Литмир - Электронная Библиотека

Вся дорога забита в три-четыре ряда перемешавшимися войсками: длинноствольными пушками корпусного артполка; тяжко нагруженными возами, в которых запряжены мохноногие лошаденки гужевого обоза; подбитыми, с рваными черными пробоинами в бортах и башнях танками, которых гусеничные тракторы волокут, как и нас, на армейский СПАМ …[63] В этой чудовищной каше завязли белые, покрытые пятнистой бесформенной маскировкой фургоны с красными крестами и обыкновеннейший рейсовый ленинградский автобус, в котором приехали на фронт с концертом молодые актеры Финского театра и участники самодеятельного ансамбля кантелистов.[64]

— Черт возьми! — возмущается Лацис. — Опять то же самое! Вот только начало было налаживаться какое-то подобие армейского порядка, как опять снова здорово! Извольте видеть, прибыла новая дивизия (90-ая стрелковая. Прим. Переводчика). И вот вместо Муолаанлампи (Лесное болото. Прим. Переводчика) умники из штакора (штаб корпуса. Прим. Переводчика) направили её в Муолаанярви (Лесное озеро. Прим. Переводчика)… Да какая им, штабным, в задницу, разница: мальчик или девочка? Тем более под снегом особо и не отличишь, озеро там или болото…Сначала дивизия упорно пробиралась на восток, а теперь развернулась и так же упорно пробирается на запад. Так что курим пока…
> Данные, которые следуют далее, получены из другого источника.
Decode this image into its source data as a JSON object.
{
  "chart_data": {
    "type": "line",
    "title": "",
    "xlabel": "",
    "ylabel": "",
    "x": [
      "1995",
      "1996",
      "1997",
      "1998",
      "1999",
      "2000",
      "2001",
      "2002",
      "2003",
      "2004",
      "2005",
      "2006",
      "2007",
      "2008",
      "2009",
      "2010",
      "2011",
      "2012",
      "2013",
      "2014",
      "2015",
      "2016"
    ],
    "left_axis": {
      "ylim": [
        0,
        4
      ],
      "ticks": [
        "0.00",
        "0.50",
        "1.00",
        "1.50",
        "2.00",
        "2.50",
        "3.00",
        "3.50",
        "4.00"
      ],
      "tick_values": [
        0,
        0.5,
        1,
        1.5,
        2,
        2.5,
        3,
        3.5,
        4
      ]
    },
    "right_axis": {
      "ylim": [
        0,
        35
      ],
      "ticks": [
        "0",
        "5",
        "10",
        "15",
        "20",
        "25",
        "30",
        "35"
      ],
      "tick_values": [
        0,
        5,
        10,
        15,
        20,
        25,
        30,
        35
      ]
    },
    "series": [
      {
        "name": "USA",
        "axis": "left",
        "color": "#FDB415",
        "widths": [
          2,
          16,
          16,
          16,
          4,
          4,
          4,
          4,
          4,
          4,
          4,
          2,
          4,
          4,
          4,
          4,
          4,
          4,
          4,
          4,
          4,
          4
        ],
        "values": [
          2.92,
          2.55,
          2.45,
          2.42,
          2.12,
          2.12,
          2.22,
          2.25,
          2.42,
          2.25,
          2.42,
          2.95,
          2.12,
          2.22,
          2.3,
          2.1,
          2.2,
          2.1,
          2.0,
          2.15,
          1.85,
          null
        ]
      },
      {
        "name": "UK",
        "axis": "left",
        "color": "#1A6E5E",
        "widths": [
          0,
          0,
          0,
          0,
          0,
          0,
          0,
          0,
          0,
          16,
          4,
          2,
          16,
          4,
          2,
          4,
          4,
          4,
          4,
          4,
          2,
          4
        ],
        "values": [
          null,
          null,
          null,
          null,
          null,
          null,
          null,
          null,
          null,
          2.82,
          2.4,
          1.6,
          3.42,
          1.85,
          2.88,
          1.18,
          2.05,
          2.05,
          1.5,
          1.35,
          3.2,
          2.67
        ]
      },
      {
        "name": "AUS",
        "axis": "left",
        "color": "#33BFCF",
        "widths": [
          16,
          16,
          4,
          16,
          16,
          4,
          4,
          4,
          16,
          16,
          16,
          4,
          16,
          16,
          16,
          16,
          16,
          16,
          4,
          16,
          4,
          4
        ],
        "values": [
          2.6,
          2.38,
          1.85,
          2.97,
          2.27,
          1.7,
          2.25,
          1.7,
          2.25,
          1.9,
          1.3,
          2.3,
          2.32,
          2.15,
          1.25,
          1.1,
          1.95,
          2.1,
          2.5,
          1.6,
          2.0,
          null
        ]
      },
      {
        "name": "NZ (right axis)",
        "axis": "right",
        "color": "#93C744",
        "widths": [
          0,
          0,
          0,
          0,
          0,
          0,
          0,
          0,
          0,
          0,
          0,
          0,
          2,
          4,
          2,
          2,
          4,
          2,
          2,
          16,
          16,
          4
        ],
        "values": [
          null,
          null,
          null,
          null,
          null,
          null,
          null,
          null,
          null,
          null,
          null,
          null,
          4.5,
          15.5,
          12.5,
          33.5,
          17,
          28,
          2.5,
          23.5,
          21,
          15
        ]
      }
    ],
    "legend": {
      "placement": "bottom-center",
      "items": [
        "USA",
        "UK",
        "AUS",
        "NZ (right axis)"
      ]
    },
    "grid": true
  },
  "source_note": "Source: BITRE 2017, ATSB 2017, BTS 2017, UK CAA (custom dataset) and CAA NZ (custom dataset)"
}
— Я не курю., — простуженно прохрипел я.

— Да я тоже, в принципе… Тогда хоть погреемся.

— К машине! — скомандовал я, и бойцы стали, разминая затекшие ноги, спускаться на грешную землю.

На обочине дороги, под высокой, корабельной сосной, чуть подсвечивая её уходящий к шумящей где-то в черной высоте кроне могучий ствол, жарко горел маленький костерок.

Вокруг него теснились пожилые обозники, протягивая к нежно-прозрачным лепесткам огня свои мужицкие руки… Тихий, неспешный разговор…

— Кой черт, братцы, нам тая война? Сталин с Маннергеймом поссорились? — так пусть оне возьмут каждый в руки по здоровому дрыну, выйдут на межу, да и пусть себе пиздятся в своё полное удовольствие, а уж мы их подбодрим, да дружно похлопаем…

— Во-о-от…говорил нам ране политрук, мол, нам чужой землицы ни пяди не нужно! А тут, почал, поди-тка поминать: да исконно русские земли, да Петр Первый, да Екатерина ВторА… Вспомнила бабка, как девкой была! Мне лично двух аршин земли на нашем Княж-погосте, Хосподи Прости, будя в мой неведом час[65] вполне достаточно…

— А то еще ране нам замполит баял: финн-де такой же простой рабочий да хрестьянин, он-де в совецкаго рабочего да хрестьянина стрелять никак не будет, а сразу штык в землю и мировая революция! Ага, ага… славны те бубны за горами… Еще как и стреляют-то метко. Суки…

— Да вот еще чего… Слыхали, у финнов ново правительство образовалось, демократическо? И уж, бают, наши-то и договор с нимя подписали…

— И чаво?

— Да ничаво! Наша Карелия, согласно договору с тем правительством Финляндии, должна отойти к финнам. Финляндия страна буржуазна, власть и порядок там тоже буржуазны, то есть колхозов и советов у нас Сегозере боле не будет, а потому я на той территории, которая отходит к Финляндии, оставаться боле не желаю, ведь там опять будет та же стара буржуазна давиловка рабочих и крестьян! Так што, я в Гражданску, выходит, и воевал-то понапрасну?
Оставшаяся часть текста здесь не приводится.